Did you solve it by now?
Did the the web config parameters yield any new insight?
Regards
Someone from splunk can probably provide a much better description but ... in terms of mounts vs replicated bundles it refers to how the search artifacts(?) (props/transforms etc) get to the index when a search is requested by a search head.
They are either provide by a replicated bundle(a tarball of all the required files) or a mounted bundle(a location that the index can readily access at any time).
The difference being that in some circumstances replication can cause slow downs due to slow replication (ie. large lookups inside your app are copied to the index).
We have the same problem on our WS 2003R2 boxes. Are you running the same OS?
Hello
We are facing exactly this very same issue, but with physical servers. Also we are running 5.0.2. Did you find the root of the problem? Any solution provided?
thanks
Updated post with additional info/answers to follow-up questions.
@Lucas K: what do you mean with mounted or replicated bundles and what would be the impact (or benefit) of each?
Are you using mounted or replicated bundles?
Again, you have 8 vCPUs allocated. How many sockets and cores are available to satisfy that?
Have you tried lowering the number of vCPUs and measuring response times?
I know Splunk does not tolerate cpu ready time. Do you know how to calculate percent CPU ready time?
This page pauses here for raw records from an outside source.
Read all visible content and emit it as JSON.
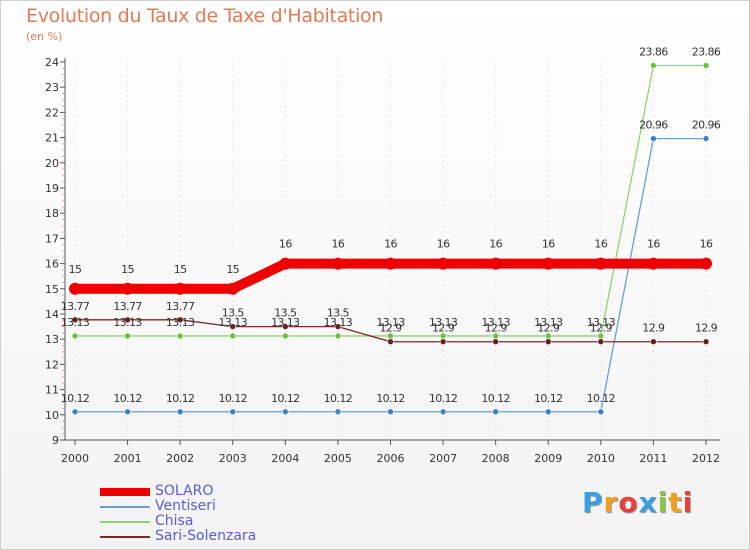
{
  "chart_data": {
    "type": "line",
    "title": "Evolution du Taux de Taxe d'Habitation",
    "ylabel": "(en %)",
    "xlabel": "",
    "categories": [
      "2000",
      "2001",
      "2002",
      "2003",
      "2004",
      "2005",
      "2006",
      "2007",
      "2008",
      "2009",
      "2010",
      "2011",
      "2012"
    ],
    "ylim": [
      9,
      24
    ],
    "yticks": [
      "9",
      "10",
      "11",
      "12",
      "13",
      "14",
      "15",
      "16",
      "17",
      "18",
      "19",
      "20",
      "21",
      "22",
      "23",
      "24"
    ],
    "legend_position": "bottom-left",
    "series": [
      {
        "name": "SOLARO",
        "color": "#ee0000",
        "values": [
          15,
          15,
          15,
          15,
          16,
          16,
          16,
          16,
          16,
          16,
          16,
          16,
          16
        ],
        "labels": [
          "15",
          "15",
          "15",
          "15",
          "16",
          "16",
          "16",
          "16",
          "16",
          "16",
          "16",
          "16",
          "16"
        ]
      },
      {
        "name": "Ventiseri",
        "color": "#6a9ed6",
        "marker_color": "#3f7fc6",
        "values": [
          10.12,
          10.12,
          10.12,
          10.12,
          10.12,
          10.12,
          10.12,
          10.12,
          10.12,
          10.12,
          10.12,
          20.96,
          20.96
        ],
        "labels": [
          "10.12",
          "10.12",
          "10.12",
          "10.12",
          "10.12",
          "10.12",
          "10.12",
          "10.12",
          "10.12",
          "10.12",
          "10.12",
          "20.96",
          "20.96"
        ]
      },
      {
        "name": "Chisa",
        "color": "#8ed46a",
        "marker_color": "#6fbf3f",
        "values": [
          13.13,
          13.13,
          13.13,
          13.13,
          13.13,
          13.13,
          13.13,
          13.13,
          13.13,
          13.13,
          13.13,
          23.86,
          23.86
        ],
        "labels": [
          "13.13",
          "13.13",
          "13.13",
          "13.13",
          "13.13",
          "13.13",
          "13.13",
          "13.13",
          "13.13",
          "13.13",
          "13.13",
          "23.86",
          "23.86"
        ]
      },
      {
        "name": "Sari-Solenzara",
        "color": "#7a2a2a",
        "marker_color": "#6a1f1f",
        "values": [
          13.77,
          13.77,
          13.77,
          13.5,
          13.5,
          13.5,
          12.9,
          12.9,
          12.9,
          12.9,
          12.9,
          12.9,
          12.9
        ],
        "labels": [
          "13.77",
          "13.77",
          "13.77",
          "13.5",
          "13.5",
          "13.5",
          "12.9",
          "12.9",
          "12.9",
          "12.9",
          "12.9",
          "12.9",
          "12.9"
        ]
      }
    ]
  },
  "branding": {
    "logo_text": "Proxiti",
    "logo_colors": [
      "#3aa0e0",
      "#f2a01a",
      "#e8403a",
      "#3aa0e0",
      "#8cc63f",
      "#f2a01a",
      "#e8403a"
    ]
  }
}
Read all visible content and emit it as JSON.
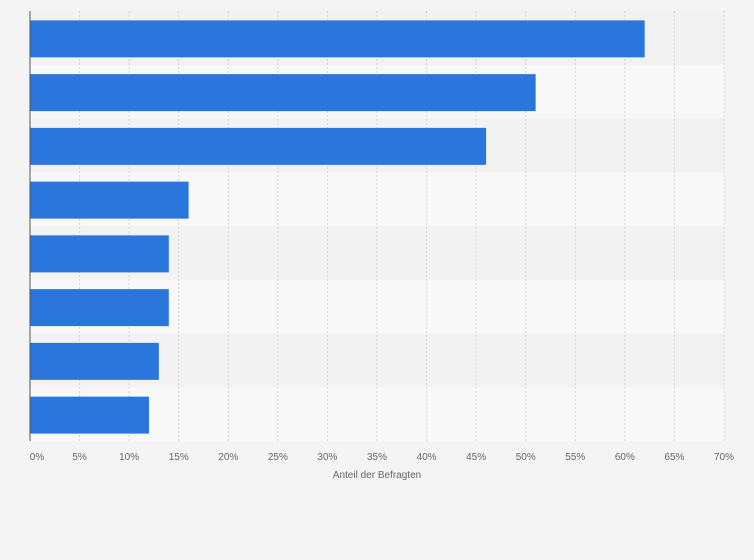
{
  "chart_data": {
    "type": "bar",
    "orientation": "horizontal",
    "categories": [
      "",
      "",
      "",
      "",
      "",
      "",
      "",
      ""
    ],
    "values": [
      62,
      51,
      46,
      16,
      14,
      14,
      13,
      12
    ],
    "value_unit": "%",
    "xlim": [
      0,
      70
    ],
    "xticks": [
      "0%",
      "5%",
      "10%",
      "15%",
      "20%",
      "25%",
      "30%",
      "35%",
      "40%",
      "45%",
      "50%",
      "55%",
      "60%",
      "65%",
      "70%"
    ],
    "xlabel": "Anteil der Befragten",
    "ylabel": "",
    "title": "",
    "grid": "vertical dashed",
    "legend": "none"
  },
  "colors": {
    "bar": "#2a76dc",
    "band_a": "#f2f2f2",
    "band_b": "#f8f8f8",
    "grid": "#d6d6d6",
    "axis": "#555555"
  }
}
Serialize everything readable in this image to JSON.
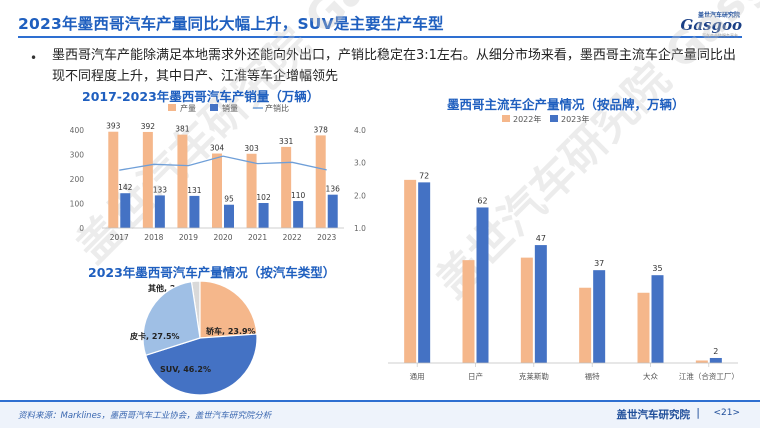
{
  "title": "2023年墨西哥汽车产量同比大幅上升，SUV是主要生产车型",
  "logo": {
    "top": "盖世汽车研究院",
    "main": "Gasgoo",
    "sub": "汽车产业链服务平台"
  },
  "bullet": "墨西哥汽车产能除满足本地需求外还能向外出口，产销比稳定在3:1左右。从细分市场来看，墨西哥主流车企产量同比出现不同程度上升，其中日产、江淮等车企增幅领先",
  "watermark": "盖世汽车研究院 Gasgoo",
  "charts": {
    "left_top_title": "2017-2023年墨西哥汽车产销量（万辆）",
    "pie_title": "2023年墨西哥汽车产量情况（按汽车类型）",
    "right_title": "墨西哥主流车企产量情况（按品牌，万辆）"
  },
  "chart_data": [
    {
      "type": "bar",
      "title": "2017-2023年墨西哥汽车产销量（万辆）",
      "categories": [
        "2017",
        "2018",
        "2019",
        "2020",
        "2021",
        "2022",
        "2023"
      ],
      "series": [
        {
          "name": "产量",
          "values": [
            393,
            392,
            381,
            304,
            303,
            331,
            378
          ],
          "color": "#f5b78b"
        },
        {
          "name": "销量",
          "values": [
            142,
            133,
            131,
            95,
            102,
            110,
            136
          ],
          "color": "#4472c4"
        },
        {
          "name": "产销比",
          "type": "line",
          "axis": "right",
          "values": [
            2.77,
            2.95,
            2.91,
            3.2,
            2.97,
            3.01,
            2.78
          ],
          "color": "#6f9fd8"
        }
      ],
      "ylim": [
        0,
        400
      ],
      "yticks": [
        "0",
        "100",
        "200",
        "300",
        "400"
      ],
      "y2lim": [
        1.0,
        4.0
      ],
      "y2ticks": [
        "1.0",
        "2.0",
        "3.0",
        "4.0"
      ],
      "legend": "top"
    },
    {
      "type": "pie",
      "title": "2023年墨西哥汽车产量情况（按汽车类型）",
      "slices": [
        {
          "name": "其他",
          "value": 2.4,
          "label": "其他, 2.4%",
          "color": "#d9d9d9"
        },
        {
          "name": "轿车",
          "value": 23.9,
          "label": "轿车, 23.9%",
          "color": "#f5b78b"
        },
        {
          "name": "SUV",
          "value": 46.2,
          "label": "SUV, 46.2%",
          "color": "#4472c4"
        },
        {
          "name": "皮卡",
          "value": 27.5,
          "label": "皮卡, 27.5%",
          "color": "#9fbfe5"
        }
      ]
    },
    {
      "type": "bar",
      "title": "墨西哥主流车企产量情况（按品牌，万辆）",
      "categories": [
        "通用",
        "日产",
        "克莱斯勒",
        "福特",
        "大众",
        "江淮（合资工厂）"
      ],
      "series": [
        {
          "name": "2022年",
          "values": [
            73,
            41,
            42,
            30,
            28,
            1
          ],
          "color": "#f5b78b"
        },
        {
          "name": "2023年",
          "values": [
            72,
            62,
            47,
            37,
            35,
            2
          ],
          "color": "#4472c4"
        }
      ],
      "data_labels_series": "2023年",
      "ylim": [
        0,
        80
      ],
      "legend": "top"
    }
  ],
  "footer": {
    "source": "资料来源：Marklines，墨西哥汽车工业协会，盖世汽车研究院分析",
    "org": "盖世汽车研究院",
    "sep": "|",
    "page": "<21>"
  }
}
- (CPU summation value / (
-(1000 / (20s * 1000)) * 100 = 5% CPU ready
Realtime: 20 seconds
Past Day: 5 minutes (300 seconds)
Past Week: 30 minutes (1800 seconds)
Past Month: 2 hours (7200 seconds)
Past Year: 1 day (86400 seconds)
Are you running the S.o.S. app? http://apps.splunk.com/app/748
Is RHEL setup according to VMware timekeeping guidelines? See their caveat about use of the divider=10 kernel param: http://kb.vmware.com/selfservice/microsites/search.do?language=en_US&cmd=displayKC&externalId=100642...
Does the jobs inspector show any long-running searches? I see in your 'top' output you have a splunkd with 1358M of memory and a lot of cpu time under its belt.
Is your VMware infrastructure up to par? How many real sockets and cores do you have available? Are your VMware tools installed, up to date, and running? Are there any interesting events or alerts on the VMware side?
Is that search head acting as indexer?
Question are you using CPU reservation or affinity? Also have looked at your virtual network metrics and os network stats ( retrans, drop packets in/out, connects established/passive/active)? What vmguest stats have you viewed?